Uit het voorgaande volgt dat is voldaan aan het wettelijke criterium genoemd in artikel 1:255 van het Burgerlijk Wetboek. De kinderrechter verlengt de ondertoezichtstelling van [voornaam minderjarige 1] en [voornaam minderjarige 2] daarom voor de duur van twaalf maanden.

De beslissing

De kinderrechter:
verlengt de ondertoezichtstelling van [voornaam minderjarige 1] en [voornaam minderjarige 2] tot 24 januari 2021;
verklaart deze beschikking uitvoerbaar bij voorraad.
Deze beschikking is gegeven door mr. J. van Driel, kinderrechter, in tegenwoordigheid van
mr. T. van Loef als griffier en in het openbaar uitgesproken op 10 januari 2020.

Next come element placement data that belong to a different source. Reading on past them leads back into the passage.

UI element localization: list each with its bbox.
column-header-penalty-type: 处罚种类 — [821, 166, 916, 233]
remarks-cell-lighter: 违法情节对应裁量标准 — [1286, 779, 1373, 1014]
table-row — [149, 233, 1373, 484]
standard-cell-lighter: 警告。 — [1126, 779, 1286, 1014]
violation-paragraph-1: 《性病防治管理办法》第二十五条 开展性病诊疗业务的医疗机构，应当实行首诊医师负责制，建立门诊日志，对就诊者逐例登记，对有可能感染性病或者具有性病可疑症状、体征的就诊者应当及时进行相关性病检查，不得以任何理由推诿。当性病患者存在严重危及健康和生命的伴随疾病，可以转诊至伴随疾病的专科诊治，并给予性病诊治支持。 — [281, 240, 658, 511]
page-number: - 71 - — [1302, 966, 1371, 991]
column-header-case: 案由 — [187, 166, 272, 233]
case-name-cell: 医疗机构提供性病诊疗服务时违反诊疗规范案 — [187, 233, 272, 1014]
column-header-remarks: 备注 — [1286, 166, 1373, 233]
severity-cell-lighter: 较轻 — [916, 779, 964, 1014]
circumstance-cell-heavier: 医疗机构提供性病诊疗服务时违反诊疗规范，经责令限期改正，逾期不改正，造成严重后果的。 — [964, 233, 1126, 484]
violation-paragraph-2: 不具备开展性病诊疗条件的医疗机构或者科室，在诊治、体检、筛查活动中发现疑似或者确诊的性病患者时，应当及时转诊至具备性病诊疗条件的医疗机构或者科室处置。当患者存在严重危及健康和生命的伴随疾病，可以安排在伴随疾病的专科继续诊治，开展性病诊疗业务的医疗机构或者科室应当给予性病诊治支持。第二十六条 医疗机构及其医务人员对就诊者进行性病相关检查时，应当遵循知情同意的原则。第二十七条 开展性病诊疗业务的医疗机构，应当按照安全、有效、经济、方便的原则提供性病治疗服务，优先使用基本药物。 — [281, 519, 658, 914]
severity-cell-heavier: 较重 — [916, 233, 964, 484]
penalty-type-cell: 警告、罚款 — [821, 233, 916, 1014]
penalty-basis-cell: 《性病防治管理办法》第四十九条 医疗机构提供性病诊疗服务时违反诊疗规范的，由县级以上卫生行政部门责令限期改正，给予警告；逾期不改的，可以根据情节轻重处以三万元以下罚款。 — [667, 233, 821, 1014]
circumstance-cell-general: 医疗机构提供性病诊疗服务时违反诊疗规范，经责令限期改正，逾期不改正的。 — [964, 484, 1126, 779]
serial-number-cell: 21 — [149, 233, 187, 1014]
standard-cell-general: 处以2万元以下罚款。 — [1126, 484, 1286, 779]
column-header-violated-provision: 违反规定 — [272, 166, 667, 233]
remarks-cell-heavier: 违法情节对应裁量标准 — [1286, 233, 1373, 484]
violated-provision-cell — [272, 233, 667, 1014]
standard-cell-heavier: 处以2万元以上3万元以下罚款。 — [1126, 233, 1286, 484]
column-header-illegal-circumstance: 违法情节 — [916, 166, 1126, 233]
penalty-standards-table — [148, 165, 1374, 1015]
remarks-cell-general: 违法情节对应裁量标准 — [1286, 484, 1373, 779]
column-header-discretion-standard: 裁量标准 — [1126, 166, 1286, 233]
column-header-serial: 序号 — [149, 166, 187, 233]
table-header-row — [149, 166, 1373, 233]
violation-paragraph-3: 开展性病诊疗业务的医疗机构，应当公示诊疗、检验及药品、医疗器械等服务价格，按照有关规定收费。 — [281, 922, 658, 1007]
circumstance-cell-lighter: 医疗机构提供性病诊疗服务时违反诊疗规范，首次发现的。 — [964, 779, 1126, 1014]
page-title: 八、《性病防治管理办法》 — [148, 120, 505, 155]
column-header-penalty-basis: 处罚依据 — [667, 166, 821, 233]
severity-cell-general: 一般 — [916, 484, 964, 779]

De schriftelijke uitwerking van deze beschikking is vastgesteld op 17 januari 2020.
Hoger beroep tegen deze beschikking kan worden ingesteld:
- door de verzoekers en degenen aan wie een afschrift van de beschikking is verstrekt of verzonden, binnen drie maanden na de dag van de uitspraak,
- door andere belanghebbenden binnen drie maanden na de betekening daarvan of nadat de beschikking aan hen op een andere wijze bekend is geworden.
Het hoger beroep moet, door tussenkomst van een advocaat, worden ingediend ter griffie van het gerechtshof
Den Haag.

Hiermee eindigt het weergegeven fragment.